Anil, I prepared a patch to collect information about raft memory consumption: https://patchwork.ozlabs.org/project/openvswitch/patch/20200522173630.417106-1-i.maximets@ovn.org/ It's Acked, but not merged yet. Could you, please, run your tests with it and collect output of ovs-appctl memory/show while the system is unstable? This way we could identify if it's the same issue as in BZ 1834838.
Sure, i will get to it by sometime tomorrow. do you have any github branch for this patch that i can pull to build my local ovn-kubernetes image?

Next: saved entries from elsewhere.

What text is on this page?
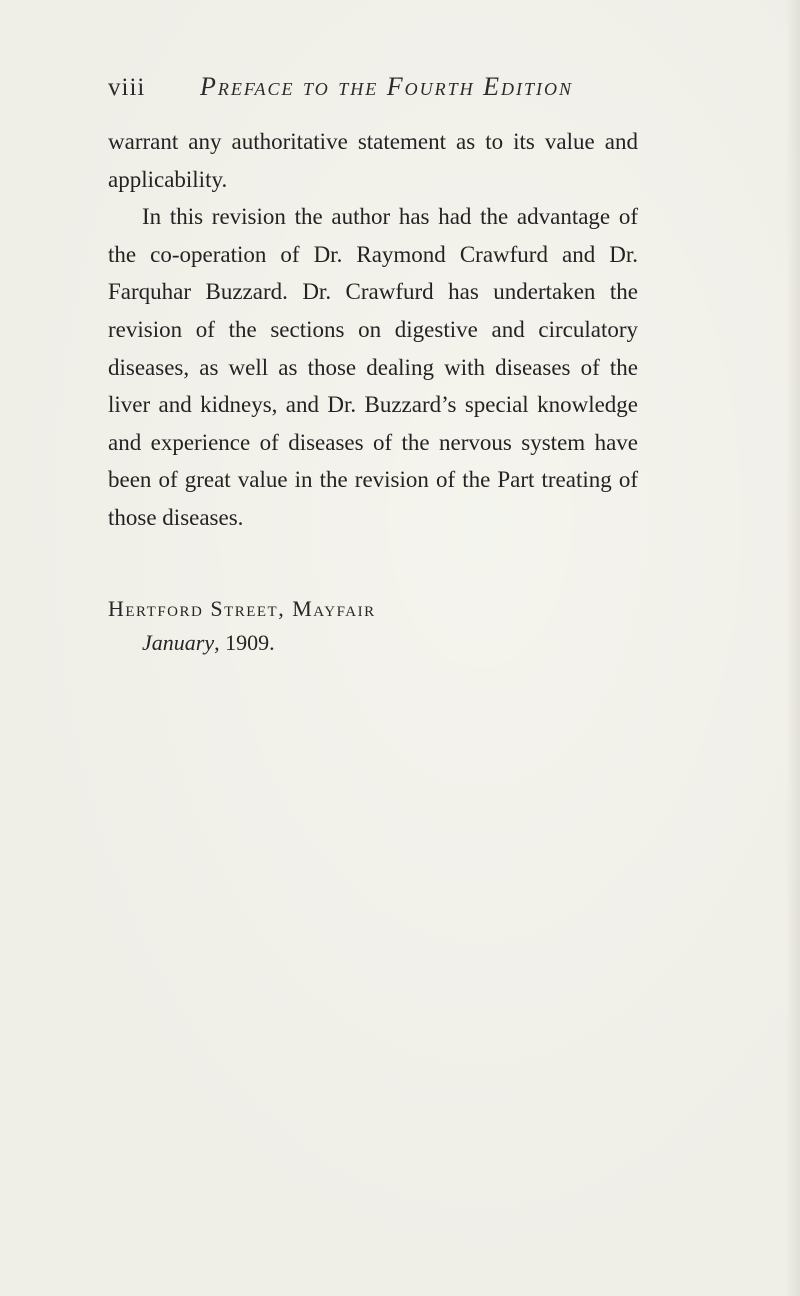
viii Preface to the Fourth Edition

warrant any authoritative statement as to its value and applicability.

In this revision the author has had the advantage of the co-operation of Dr. Raymond Crawfurd and Dr. Farquhar Buzzard. Dr. Crawfurd has undertaken the revision of the sections on digestive and circulatory diseases, as well as those dealing with diseases of the liver and kidneys, and Dr. Buzzard’s special knowledge and experience of diseases of the nervous system have been of great value in the revision of the Part treating of those diseases.

Hertford Street, Mayfair
January, 1909.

(In reply to Anil Vishnoi from comment #4) > Sure, i will get to it by sometime tomorrow. do you have any github branch > for this patch that i can pull to build my local ovn-kubernetes image? This patch is in upstream master branch already. BTW, in a couple of hours the second patch (that hopefully fixes the issue) will be in upstream master branch too: https://patchwork.ozlabs.org/project/openvswitch/patch/20200523173412.477681-1-i.maximets@ovn.org/ For your convenience, here is the branch with raft memory report and without the fix: https://github.com/igsilya/ovs/tree/tmp-raft-memory-report
(In reply to Ilya Maximets from comment #5) > (In reply to Anil Vishnoi from comment #4) > > Sure, i will get to it by sometime tomorrow. do you have any github branch > > for this patch that i can pull to build my local ovn-kubernetes image? > > This patch is in upstream master branch already. > > BTW, in a couple of hours the second patch (that hopefully fixes the issue) > will be in upstream master branch too: > > https://patchwork.ozlabs.org/project/openvswitch/patch/20200523173412.477681- > 1-i.maximets/ > > For your convenience, here is the branch with raft memory report and without > the fix: https://github.com/igsilya/ovs/tree/tmp-raft-memory-report Looks like both the patches are merged upstream. I will try the master branch sometime this week and report.
Hi, Anil. Did you have a chance to test with patches applied?
Ilya's patches are in openvswitch2.13-2.13.0-29.el7fdp which is tagged into OCP 4.6 for the last week or so.